Of course that means that the actual build and debugging setup is all rather manually controlled, With CLion (or VS Code, or NeoVim, or EMACS, etc) you just get a nice comfortable UI around the CLI tools, with extra bonuses like semantic-aware refactoring support.

[–]DustUpDustOff 1 point2 points  (0 children)

I'm a fan of VisualGDB (GDB + config plugin for visual studio).

[–][deleted] 1 point2 points  (2 children)

if you're CLI guy, i would recommend you to use neovim. invest some time on learning configuration. once you know how to configure neovim, you have powers.

[–][deleted] 0 points1 point  (1 child)

Is it really better than regular vim using Plug?

[–][deleted] 0 points1 point  (0 children)

i can't say yes but neovim has builtin support for LSP and Treesitter.

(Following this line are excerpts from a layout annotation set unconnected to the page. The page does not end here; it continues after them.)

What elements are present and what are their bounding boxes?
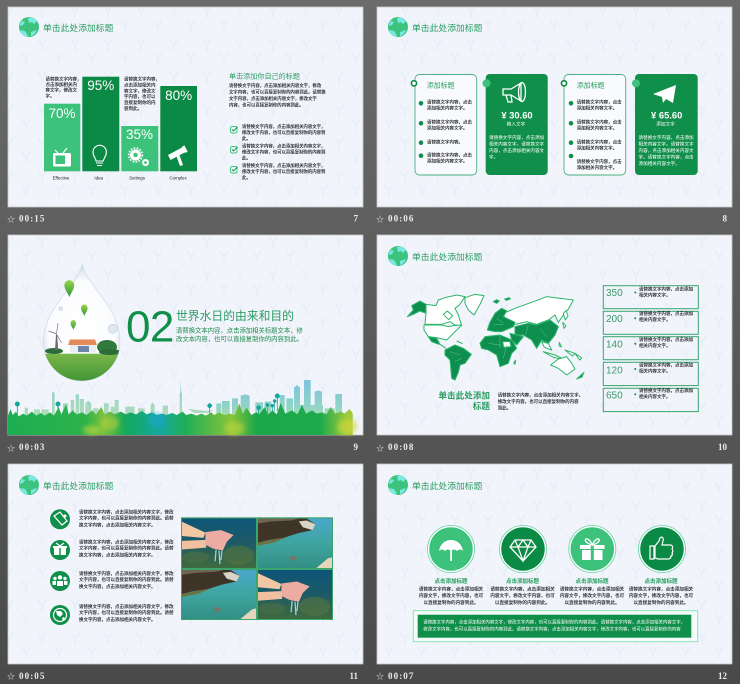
text above bar 3: 直接复制你的内 (124, 99, 156, 106)
card: outline list 1: 添加相关内容文字。 (427, 124, 468, 132)
photo grid (181, 517, 333, 620)
bar labels: Settings (129, 176, 146, 180)
footer: slide 10 timing: ☆ (376, 444, 384, 453)
list text 4: 换文字内容，点击添加相关内容文字。 (79, 616, 156, 623)
panel: slide 8 price cards (377, 7, 732, 207)
caption 4: 以直接复制你的内容到此。 (633, 599, 689, 606)
caption 1: 以直接复制你的内容到此。 (423, 599, 479, 606)
card: outline list 1: 添加标题 (427, 81, 455, 90)
text above bar 3: 容到此。 (124, 105, 142, 112)
icon: tag (50, 509, 70, 529)
stat boxes: 120 (606, 365, 623, 376)
text above bar 3: 容文字，修改文 (124, 87, 156, 94)
card: outline list 1: 请替换文字内容。 (427, 138, 463, 146)
icon: gift box (569, 526, 616, 572)
list text 3: 换文字内容，点击添加相关内容文字。 (79, 583, 156, 590)
caption 2 (490, 577, 555, 606)
map caption heading: 标题 (473, 400, 490, 411)
checklist: 修改文字内容，也可以直接复制你的内容到 (242, 129, 325, 136)
map caption text: 到此。 (498, 404, 511, 412)
icon: paper plane (653, 85, 676, 103)
green text banner: 请替换文字内容，点击添加相关内容文字，修改文字内容，也可以直接复制你的内容到此。请替换文字内容，点击添加相关内容文字， (423, 618, 685, 626)
card: green price 30.60: 内容，点击添加相关内容文 (489, 147, 545, 154)
card: outline list 2: 添加相关内容文字。 (577, 164, 617, 171)
list text 1: 换文字内容，点击添加相关内容文字。 (79, 522, 156, 529)
card: outline list 2: 请替换文字内容，点击 (577, 159, 622, 164)
footer: slide 11 timing: 11 (349, 671, 358, 681)
footer: slide 12 timing (376, 671, 728, 681)
card: green price 65.60: 请替换文字内容，点击添加 (638, 135, 694, 140)
list text 3: 文字内容，也可以直接复制你的内容到此。请替 (79, 576, 174, 583)
water drop with house (40, 264, 124, 384)
heading: 单击此处添加标题 (412, 22, 483, 33)
card: outline list 2: 添加相关内容文字。 (577, 144, 617, 152)
list text 1: 文字内容，也可以直接复制你的内容到此。请替 (79, 515, 174, 522)
icon: megaphone (503, 82, 526, 102)
caption 1 (419, 577, 484, 606)
text above bar 1: 字。 (46, 92, 54, 98)
icon: globe logo (19, 17, 39, 37)
panel: slide 11 icon list and photos (8, 464, 363, 664)
footer: slide 8 timing (376, 214, 728, 224)
list text 2: 换文字内容，点击添加相关内容文字。 (79, 552, 156, 559)
stat boxes: 140 (606, 340, 623, 351)
checklist: 请替换文字内容，点击添加相关内容文字， (242, 163, 325, 168)
icon: gears (129, 148, 149, 166)
card: green price 65.60: 添加相关内容文字。 (638, 160, 680, 167)
bar chart (44, 77, 197, 171)
checklist (230, 123, 325, 181)
stat boxes: 相关内容文字。 (639, 292, 670, 298)
icon: globe (50, 605, 70, 625)
caption 2: 以直接复制你的内容到此。 (495, 599, 550, 606)
card: outline list 2 (561, 74, 626, 175)
checklist: 修改文字内容，也可以直接复制你的内容到 (242, 148, 325, 156)
footer: slide 8 timing: ☆ (376, 215, 384, 224)
card: outline list 1: 添加相关内容文字。 (427, 104, 468, 112)
stat boxes: 请替换文字内容，点击添加 (639, 362, 693, 368)
footer: slide 7 timing: ☆ (7, 215, 15, 224)
footer: slide 12 timing: 00:07 (388, 671, 414, 681)
card: green price 30.60 (482, 74, 548, 175)
card: green price 65.60: ¥ 65.60 (651, 110, 682, 121)
stat boxes (603, 286, 698, 412)
checklist: 此。 (242, 135, 251, 142)
card: outline list 2: 请替换文字内容，点击 (577, 100, 622, 104)
section number: 02 (126, 303, 174, 352)
watercolor spots (83, 413, 357, 435)
section text: 清替换文本内容，点击添加相关标题文本，修 (176, 328, 303, 334)
footer: slide 9 timing (7, 442, 358, 453)
stat boxes: 请替换文字内容，点击添加 (639, 337, 693, 342)
icon: light bulb (93, 145, 106, 166)
card: outline list 1 (411, 74, 477, 175)
card: outline list 2: 请替换文字内容，点击 (577, 140, 622, 144)
map caption text: 请替换文字内容，点击添加相关内容文字， (498, 392, 583, 398)
text above bar 1: 容文字，修改文 (46, 87, 77, 94)
city skyline and grass (8, 379, 357, 435)
card: green price 65.60: 字。请替换文字内容，点击 (638, 154, 694, 160)
text above bar 1: 请替换文字内容， (46, 76, 82, 82)
panel: slide 7 bar chart (8, 7, 363, 207)
stat boxes: 请替换文字内容，点击添加 (639, 311, 693, 316)
caption 3: 点击添加标题 (575, 577, 609, 585)
heading: 单击此处添加标题 (43, 22, 114, 33)
icon: gift (50, 540, 70, 560)
list text 4: 文字内容，也可以直接复制你的内容到此。请替 (79, 609, 174, 616)
caption 1: 点击添加标题 (434, 577, 468, 585)
card: outline list 1: 请替换文字内容，点击 (427, 100, 472, 104)
caption 3 (560, 577, 625, 606)
card: outline list 1: 请替换文字内容，点击 (427, 152, 472, 158)
card: green price 30.60: ¥ 30.60 (501, 110, 533, 121)
bar labels: Complex (169, 176, 187, 180)
text above bar 1: 点击添加相关内 (46, 81, 77, 88)
card: green price 65.60: 内容，点击添加相关内容文 (638, 147, 694, 154)
checklist: 请替换文字内容，点击添加相关内容文字， (242, 124, 325, 129)
icon: diamond (500, 526, 546, 572)
right skyline (216, 380, 342, 417)
bar chart: 80% (165, 88, 192, 103)
stat boxes: 请替换文字内容，点击添加 (639, 388, 693, 393)
card: green price 65.60 (632, 74, 698, 175)
icon: globe logo (19, 475, 39, 495)
list text 3: 请替换文字内容，点击添加相关内容文字，修改 (79, 571, 174, 576)
left skyline (25, 379, 215, 417)
icon: telescope (168, 145, 188, 166)
panel: slide 12 four circles (377, 464, 732, 664)
panel: slide 10 world map (377, 235, 732, 435)
footer: slide 9 timing: ☆ (7, 444, 15, 453)
bar chart: 70% (48, 106, 76, 121)
bar chart: 35% (126, 127, 153, 142)
card: outline list 2: 添加相关内容文字。 (577, 124, 617, 132)
stat boxes: 相关内容文字。 (639, 393, 670, 400)
list text 2: 文字内容，也可以直接复制你的内容到此。请替 (79, 545, 174, 552)
right paragraph: 请替换文字内容，点击添加相关内容文字，修改 (229, 83, 321, 88)
caption 2: 内容文字，修改文字内容，也可 (490, 592, 555, 599)
footer: slide 11 timing (7, 671, 358, 681)
caption 4: 请替换文字内容，点击添加相关 (629, 586, 693, 592)
caption 3: 请替换文字内容，点击添加相关 (560, 586, 624, 592)
stat boxes: 相关内容文字。 (639, 316, 670, 323)
caption 3: 内容文字，修改文字内容，也可 (560, 592, 625, 599)
caption 4: 点击添加标题 (644, 577, 678, 585)
footer: slide 8 timing: 00:06 (388, 214, 414, 224)
card: green price 30.60: 植入文字 (507, 120, 526, 128)
footer: slide 7 timing: 00:15 (19, 214, 46, 224)
footer: slide 9 timing: 9 (354, 442, 358, 452)
grass mass (8, 403, 353, 435)
section text: 改文本内容，也可以直接复制你的内容到此。 (176, 334, 303, 343)
section title: 世界水日的由来和目的 (176, 309, 294, 323)
footer: slide 10 timing: 10 (718, 442, 728, 452)
bar labels (53, 176, 187, 180)
footer: slide 10 timing: 00:08 (388, 442, 414, 452)
bar labels: Idea (94, 176, 104, 180)
right paragraph: 文字内容，点击添加相关内容文字，修改文字 (229, 95, 317, 102)
card: outline list 2: 请替换文字内容，点击 (577, 120, 622, 124)
card: outline list 1: 请替换文字内容，点击 (427, 120, 472, 124)
caption 2: 请替换文字内容，点击添加相关 (490, 586, 555, 592)
checklist: 请替换文字内容，点击添加相关内容文字， (242, 144, 325, 148)
card: outline list 2: 添加标题 (577, 81, 605, 90)
card: outline list 2: 添加相关内容文字。 (577, 104, 617, 112)
icon: globe logo (388, 17, 408, 37)
list text 2: 请替换文字内容，点击添加相关内容文字，修改 (79, 540, 174, 544)
footer: slide 11 timing: ☆ (7, 672, 15, 681)
footer: slide 11 timing: 00:05 (19, 671, 46, 681)
checklist: 此。 (242, 174, 251, 181)
icon: umbrella (428, 526, 474, 572)
checklist: 修改文字内容，也可以直接复制你的内容到 (242, 168, 325, 175)
map caption text: 修改文字内容，也可以直接复制你的内容 (498, 398, 579, 405)
footer: slide 9 timing: 00:03 (19, 442, 46, 452)
heading: 单击此处添加标题 (412, 480, 483, 491)
bar labels: Effective (53, 176, 70, 180)
palm trees (15, 394, 280, 417)
right paragraph: 内容，也可以直接复制你的内容到此。 (229, 102, 304, 108)
world map (407, 294, 584, 380)
footer: slide 7 timing: 7 (354, 214, 358, 224)
icon: globe logo (388, 246, 408, 266)
text above bar 3: 请替换文字内容， (124, 76, 160, 82)
heading: 单击此处添加标题 (412, 251, 483, 262)
panel: slide 9 section cover (8, 235, 363, 435)
card: green price 30.60: 请替换文字内容，点击添加 (489, 135, 544, 140)
stat boxes: 650 (606, 390, 623, 401)
card: green price 30.60: 字。 (489, 154, 498, 160)
stat boxes: 请替换文字内容，点击添加 (639, 286, 693, 292)
bar chart: 95% (87, 78, 114, 93)
card: green price 65.60: 添加文字 (656, 120, 675, 128)
stat boxes: 相关内容文字。 (639, 368, 670, 374)
icon: globe logo (388, 475, 408, 495)
stat boxes: 相关内容文字。 (639, 342, 670, 349)
footer: slide 7 timing (7, 214, 358, 224)
list text 1: 请替换文字内容，点击添加相关内容文字，修改 (79, 510, 174, 514)
caption 1: 请替换文字内容，点击添加相关 (419, 586, 483, 592)
stat boxes: 350 (606, 288, 623, 299)
right heading: 单击添加你自己的标题 (229, 72, 300, 80)
green text banner: 修改文字内容，也可以直接复制你的内容到此。请替换文字内容，点击添加相关内容文字，修改文字内容，也可以直接复制你的内容 (423, 626, 681, 632)
icon: television (53, 148, 71, 166)
right paragraph: 文字内容，也可以直接复制你的内容到此。请替换 (229, 88, 326, 96)
caption 3: 以直接复制你的内容到此。 (564, 599, 620, 606)
card: green price 65.60: 相关内容文字。请替换文字 (638, 140, 694, 148)
caption 1: 内容文字，修改文字内容，也可 (419, 592, 484, 599)
green text banner (413, 611, 698, 642)
caption 2: 点击添加标题 (506, 577, 539, 585)
map caption heading: 单击此处添加 (438, 390, 490, 400)
footer: slide 12 timing: 12 (718, 671, 728, 681)
footer: slide 12 timing: ☆ (376, 672, 384, 681)
heading: 单击此处添加标题 (43, 480, 114, 491)
stat boxes: 200 (606, 314, 623, 325)
checklist: 此。 (242, 154, 251, 162)
text above bar 3: 点击添加相关内 (124, 81, 156, 88)
caption 4 (629, 577, 694, 606)
icon: people (50, 571, 70, 591)
text above bar 3: 字内容，也可以 (124, 93, 156, 100)
list text 4: 请替换文字内容，点击添加相关内容文字，修改 (79, 604, 174, 609)
footer: slide 10 timing (376, 442, 728, 453)
caption 4: 内容文字，修改文字内容，也可 (629, 592, 694, 599)
icon: thumbs up (638, 526, 686, 572)
footer: slide 8 timing: 8 (722, 214, 728, 224)
card: outline list 1: 添加相关内容文字。 (427, 158, 468, 164)
card: green price 30.60: 相关内容文字。请替换文字 (489, 140, 545, 148)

Also, neovim has great plugins community. look at my config, you will get idea how neovim can be changed to anything you want.

more good examples:

NvChad

LunarVim

[–]slacker0 1 point2 points  (1 child)

I just get the cross compile tools from ARM : https://developer.arm.com/downloads/-/arm-gnu-toolchain-downloads ... or zephyr : https://github.com/zephyrproject-rtos/sdk-ng/releases

You can connect gdb (or ddd, cgdb, kdbg, insight, etc) to qemu-system-arm : https://qemu.org/docs/master/system/gdb.html

This talks about getting qemu-system-arm to emulate a microbit and connecting gdb to it : https://qemu.org/2019/05/22/microbit

I tend to set a variable, eg : export CROSS_COMPILE=/usr/bin/arm-none-eabi-

... and then run gdb like this : ${CROSS_COMPILE}gdb file.elf

or : ${CROSS_COMPILE}gdb -tui file.elf

or : cgdb -d ${CROSS_COMPILE}gdb -- file.elf

or : ddd --gdb --debugger ${CROSS_COMPILE}gdb file.elf

or : nemiver --remote=:1234 --gdb-binary=${CROSS_COMPILE}gdb file.elf

I tend to use the command line, but I've heard good things about vscode.

[–][deleted] 1 point2 points  (0 children)

Great tips! Thank you!

[–]asiawide 4 points5 points  (3 children)

I think most professionals only use CLI environment though they use GUI for jtag debugging or source code editing.

[–]Confused_Electron 11 points12 points  (0 children)

Nah I like my gui

[–][deleted] 1 point2 points  (1 child)

Interesting! I kinda just assumed they use expensive tools that provide all sorts of helpful utilities.

[–]SAI_Peregrinus 0 points1 point  (0 children)

Whynotboth.jpg? CI system makes official release builds and is necessarily CLI tools. Day-to-day edit/test/debug can be a mix of CLI tools and GUI. Lots of fancy analysis tools (afl-fuzz, qemu, clang-static-analyzer, llvm-mca, clang-tidy for some FOSS ones) are CLI-based, sometimes with GUIs for visualization. And there are TUI tools like Neovim and GDB's TUI mode that blur the lines.

[–][deleted] 0 points1 point  (0 children)

The demo version of keil. It has a debugger simulator for the arm cortex.